Four months later Mrs Hullett also died. At the inquest the coroner had said that Dr Adams had been “careless”. The Crown said now that Dr Adams had followed the same procedure as in the case of Mrs Morrell, except that this time he had used his knowledge of the fact that she had suicidal tendencies. He had prescribed barbiturates for her and allowed her to possess enough of them for a fatal dose.
As Mr Lawrence pointed out, it was all a little far-fetched.13
Dr Adams pleaded not guilty, reserved his defence and was committed for trial.

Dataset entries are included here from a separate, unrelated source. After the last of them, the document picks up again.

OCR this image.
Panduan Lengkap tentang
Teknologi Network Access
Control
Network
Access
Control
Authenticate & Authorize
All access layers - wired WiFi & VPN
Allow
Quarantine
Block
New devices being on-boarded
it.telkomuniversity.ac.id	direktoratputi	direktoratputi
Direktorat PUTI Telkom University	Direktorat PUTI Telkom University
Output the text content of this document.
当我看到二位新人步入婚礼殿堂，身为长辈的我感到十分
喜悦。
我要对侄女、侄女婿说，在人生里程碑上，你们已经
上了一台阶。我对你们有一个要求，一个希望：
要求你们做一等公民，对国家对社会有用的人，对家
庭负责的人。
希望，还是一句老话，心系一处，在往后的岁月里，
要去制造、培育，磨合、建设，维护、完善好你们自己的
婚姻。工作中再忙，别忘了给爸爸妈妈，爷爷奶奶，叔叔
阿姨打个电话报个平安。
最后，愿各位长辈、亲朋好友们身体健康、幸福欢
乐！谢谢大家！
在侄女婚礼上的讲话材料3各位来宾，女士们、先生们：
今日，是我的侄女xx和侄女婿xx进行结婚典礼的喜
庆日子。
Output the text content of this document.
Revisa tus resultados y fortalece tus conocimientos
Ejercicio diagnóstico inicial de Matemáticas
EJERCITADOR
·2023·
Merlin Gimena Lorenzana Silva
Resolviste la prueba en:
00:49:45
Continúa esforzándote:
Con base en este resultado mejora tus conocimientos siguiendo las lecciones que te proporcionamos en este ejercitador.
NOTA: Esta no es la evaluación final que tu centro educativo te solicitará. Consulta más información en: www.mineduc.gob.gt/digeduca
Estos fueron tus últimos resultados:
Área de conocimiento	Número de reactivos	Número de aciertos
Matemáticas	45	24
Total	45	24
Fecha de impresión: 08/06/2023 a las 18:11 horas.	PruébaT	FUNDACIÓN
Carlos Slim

Another man who had been tried for murder and then acquitted once wrote that the worst part of the trial was undoubtedly having to listen to counsel’s opening speech for the prosecution, without being
able to do or say anything about it. Moreover, everyone in court was watching you. If you controlled your feelings too well, that might be construed as callous indifference; if you responded visibly you might convey an impression of guilt and defeat. Whatever you did would be misinterpreted.
Dr Adams proved to be a stout, balding man of medium height with a round, florid face and a puckish nose. His manner was one neither of indifference nor defeat. He listened intently. When counsel drew conclusions with which he disagreed, he shook his head like an irritable schoolteacher trying to be patient with a backward child. Secure in the knowledge that, however imprudent he may have been, he was certainly not guilty of the crimes with which he was charged, his impatience was understandable. My impression was that the only person in court whom he really detested was Superintendent Hannam.
The Attorney-General, Sir Reginald Manningham-Buller, led for the prosecution, and he did so with an air of stolid confidence which he somehow managed to maintain to the end. Of the gaping holes in his case which the defence persistently exposed he seemed quite unaware. His look of surprise at the verdict could well have been genuine. It was as if the captain of a sinking ship had only just realised that the water was up to his neck.
Dramatically speaking, most criminal trials have a standard structure. The accused enters, the indictment is read, there is a plea of “not guilty”, and the prosecution presents its case. One by one the damaging facts emerge. Then, come the witnesses for the prosecution, telling their individual stories. Counsel for the defence tries to shake them in cross-examination and usually gains a few minor points, but the general effect is unimpaired. Members of the jury glance furtively at the prisoner in the dock, and you know what they are thinking. They are wondering why he should have thought for a moment that he could get away with it, and what lunatic advised him against pleading guilty. Then, later, when the defence presents its case, the whole thing swings the other way. Doubts enter. The battle is joined.